篠田:単にキャラクターとして起用するのはもったいないですよね。VTuberっていわば着ぐるみのようなもので、一番の魅力はビジュアルよりも“中の人”のセンスだと思っています。ちょっとしたしぐさや口調のクセといったVTuberの人間味みたいな部分にフォーカスしたら、新しい形のタレント広告ができるのではないでしょうか。
見市:これから力を入れていきたいお仕事はありますか。
篠田:VR空間の演出ですね。2021年からサンリオのバーチャル音楽フェス※4の総合演出をしています。参加者は自分好みのアバターになって参加できますし、キャラクターと同じ空間をリアルタイムで体験することが可能です。またVR空間はリアルで不可能なことを実現できる一方、“ごっこ”や“まねごと”である点が特徴でもあります。リアルに見えるものでも実際には触れないし、香りは伝わらない。欲求を100%満たせないからこそ、そのストレスを緩和させる手段として広告を活用できる気がします。
見市:ハード面が進化してVRがもっと世の中に浸透したら、エンタメも広告も大きく変わっていきそうですね。
篠田:360度の空間設計が必要で苦労も多いのですが、広告もアニメも手掛ける演出家の視点を生かして、VRの楽しみ方をさらに広げていけたらと思っています。
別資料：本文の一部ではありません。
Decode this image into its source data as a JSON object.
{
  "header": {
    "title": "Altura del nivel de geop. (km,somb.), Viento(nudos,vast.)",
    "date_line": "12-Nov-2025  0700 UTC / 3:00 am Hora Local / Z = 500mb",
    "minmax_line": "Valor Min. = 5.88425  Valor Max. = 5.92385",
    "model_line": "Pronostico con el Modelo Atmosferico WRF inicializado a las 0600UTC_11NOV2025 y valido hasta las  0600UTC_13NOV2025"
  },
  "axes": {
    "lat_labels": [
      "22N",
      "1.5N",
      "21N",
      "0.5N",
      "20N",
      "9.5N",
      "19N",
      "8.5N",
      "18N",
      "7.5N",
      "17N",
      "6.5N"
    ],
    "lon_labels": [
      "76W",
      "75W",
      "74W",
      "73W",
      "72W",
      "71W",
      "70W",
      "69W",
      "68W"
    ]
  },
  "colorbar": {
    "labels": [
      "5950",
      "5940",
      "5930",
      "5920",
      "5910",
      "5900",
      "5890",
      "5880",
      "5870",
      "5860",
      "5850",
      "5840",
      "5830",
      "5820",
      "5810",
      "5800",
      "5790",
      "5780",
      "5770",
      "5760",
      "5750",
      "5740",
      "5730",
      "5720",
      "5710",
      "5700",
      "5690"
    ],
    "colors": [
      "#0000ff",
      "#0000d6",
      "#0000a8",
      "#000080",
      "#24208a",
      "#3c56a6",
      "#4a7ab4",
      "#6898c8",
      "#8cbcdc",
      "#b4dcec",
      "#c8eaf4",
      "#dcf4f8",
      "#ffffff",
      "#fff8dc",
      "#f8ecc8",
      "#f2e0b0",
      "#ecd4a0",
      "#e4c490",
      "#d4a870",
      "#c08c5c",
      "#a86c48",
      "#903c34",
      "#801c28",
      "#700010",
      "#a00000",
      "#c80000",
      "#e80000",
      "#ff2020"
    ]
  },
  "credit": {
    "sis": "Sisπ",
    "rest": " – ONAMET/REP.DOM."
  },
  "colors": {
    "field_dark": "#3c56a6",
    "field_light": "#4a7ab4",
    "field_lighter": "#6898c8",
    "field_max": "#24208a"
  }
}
※4. サンリオが2021年から展開するメタバースイベントで、アーティスト総勢56組のパフォーマンスやサンリオバーチャルパレードなどを2023年1月13日~22日に実施。360度の空間を生かしたVRならではの演出が話題を集めた。

時代やカルチャーの文脈を踏まえ心に響く表現を届ける

見市:最後に、篠田さんが仕事をする上で大切にされていることをお聞かせください。
篠田:基本的に自分以外の誰かのために映像やコンテンツを作っているので、クライアントの想定以上のものを打ち返すことや、作品を目にした方々に楽しんでいただくことを一番大切にしています。ですので、自分だけの作風のようなものはあまり意識していないかもしれません。恐らくどんな人も潜在的に刺激を求めていて、日常の中で新しい感覚や体験を通して喜びを感じたいと思っているはずです。そんな世の中の皆さんに向けて、これからも時代の空気やカルチャーの文脈を踏まえながら、少しでも心に響く表現をお届けできればと考えています。